Honest evaluation is important: sometimes we can be harder (or in some cases more lenient!) on ourselves than we should be. It’s great to get an honest outside opinion. Ask bandmates that you trust or your tutor (if you have one) about what they see as your strengths and weaknesses, what they like about your playing and what would make it better. This can be a great encouragement and will help you to know what to work on.
Own what you’re good at. If you’re a mad fast player and love it, own that. Don’t neglect where you can improve, but celebrate your strengths and aim to get better.
Get out of your comfort zone! The great thing about the Higher Diploma at the Institute is that we cover a wide range of material, technique and genre.
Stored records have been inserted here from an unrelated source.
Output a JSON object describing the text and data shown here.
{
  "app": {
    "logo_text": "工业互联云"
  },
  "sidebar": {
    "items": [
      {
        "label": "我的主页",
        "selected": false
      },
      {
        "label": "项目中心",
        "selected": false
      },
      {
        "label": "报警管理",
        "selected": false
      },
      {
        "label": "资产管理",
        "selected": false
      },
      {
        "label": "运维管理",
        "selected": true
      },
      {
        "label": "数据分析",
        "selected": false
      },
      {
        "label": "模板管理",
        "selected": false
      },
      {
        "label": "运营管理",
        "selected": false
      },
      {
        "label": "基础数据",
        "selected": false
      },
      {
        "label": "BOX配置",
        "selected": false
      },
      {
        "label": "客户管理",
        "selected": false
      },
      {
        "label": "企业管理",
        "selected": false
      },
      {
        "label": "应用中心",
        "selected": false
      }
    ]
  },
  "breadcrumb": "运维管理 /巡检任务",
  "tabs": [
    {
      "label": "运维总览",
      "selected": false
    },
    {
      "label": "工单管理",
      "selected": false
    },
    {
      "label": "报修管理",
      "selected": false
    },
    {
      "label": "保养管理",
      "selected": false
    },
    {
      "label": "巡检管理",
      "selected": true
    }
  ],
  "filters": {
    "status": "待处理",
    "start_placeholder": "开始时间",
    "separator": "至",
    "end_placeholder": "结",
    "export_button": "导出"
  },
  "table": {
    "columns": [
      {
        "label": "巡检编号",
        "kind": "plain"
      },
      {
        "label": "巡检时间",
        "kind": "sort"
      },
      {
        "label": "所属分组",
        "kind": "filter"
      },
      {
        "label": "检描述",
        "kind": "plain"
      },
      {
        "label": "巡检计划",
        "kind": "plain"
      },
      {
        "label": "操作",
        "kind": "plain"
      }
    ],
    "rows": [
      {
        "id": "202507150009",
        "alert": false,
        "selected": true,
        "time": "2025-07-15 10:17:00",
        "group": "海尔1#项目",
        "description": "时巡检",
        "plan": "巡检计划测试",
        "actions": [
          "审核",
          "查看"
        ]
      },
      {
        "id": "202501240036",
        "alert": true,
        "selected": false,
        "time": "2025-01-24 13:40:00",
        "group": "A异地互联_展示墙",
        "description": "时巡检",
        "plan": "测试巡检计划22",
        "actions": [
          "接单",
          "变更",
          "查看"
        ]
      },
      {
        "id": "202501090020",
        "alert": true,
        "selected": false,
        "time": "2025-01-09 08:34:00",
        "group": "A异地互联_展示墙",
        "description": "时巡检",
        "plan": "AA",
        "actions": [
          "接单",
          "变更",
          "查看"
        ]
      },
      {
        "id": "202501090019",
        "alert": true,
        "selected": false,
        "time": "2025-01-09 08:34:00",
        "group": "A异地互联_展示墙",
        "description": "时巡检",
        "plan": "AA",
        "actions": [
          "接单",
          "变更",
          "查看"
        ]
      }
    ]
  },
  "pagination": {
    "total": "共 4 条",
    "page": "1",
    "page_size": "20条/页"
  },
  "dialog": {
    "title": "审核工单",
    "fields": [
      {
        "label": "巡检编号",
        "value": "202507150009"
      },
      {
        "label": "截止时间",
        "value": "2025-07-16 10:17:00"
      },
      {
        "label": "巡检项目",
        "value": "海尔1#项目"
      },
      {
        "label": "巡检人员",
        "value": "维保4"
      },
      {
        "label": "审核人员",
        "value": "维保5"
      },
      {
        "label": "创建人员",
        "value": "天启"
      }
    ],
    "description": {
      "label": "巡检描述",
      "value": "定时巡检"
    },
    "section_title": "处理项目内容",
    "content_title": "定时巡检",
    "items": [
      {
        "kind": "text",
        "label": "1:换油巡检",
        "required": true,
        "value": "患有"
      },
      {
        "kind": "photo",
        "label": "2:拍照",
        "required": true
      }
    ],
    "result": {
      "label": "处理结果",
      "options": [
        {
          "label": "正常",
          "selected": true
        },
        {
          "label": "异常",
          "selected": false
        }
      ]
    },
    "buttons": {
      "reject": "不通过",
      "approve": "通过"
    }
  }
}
On the genre side, metal playing is a new thing for me. I probably won’t make a career from it (understatement of the century), but I’ve developed a huge appreciation for it and have improved my speed by practising it!
The same is true with techniques. I’ve never been great at slap (read: awful), but I have been forced to get better as one of our performances was the Red Hot Chili Peppers’ ‘Aeroplane’. What a great line in the verse! I would never have touched that song on my own given the choice, but I love playing it now. I have been inspired to play a couple of other slap-based songs that I love… Luther Vandross, baby!
I know this is something of an ethereal concept for this month’s column, but it’s actually one of the most important things I’ve learned – and I’ve found that it has started to improve my confidence in performance, which is always a great thing.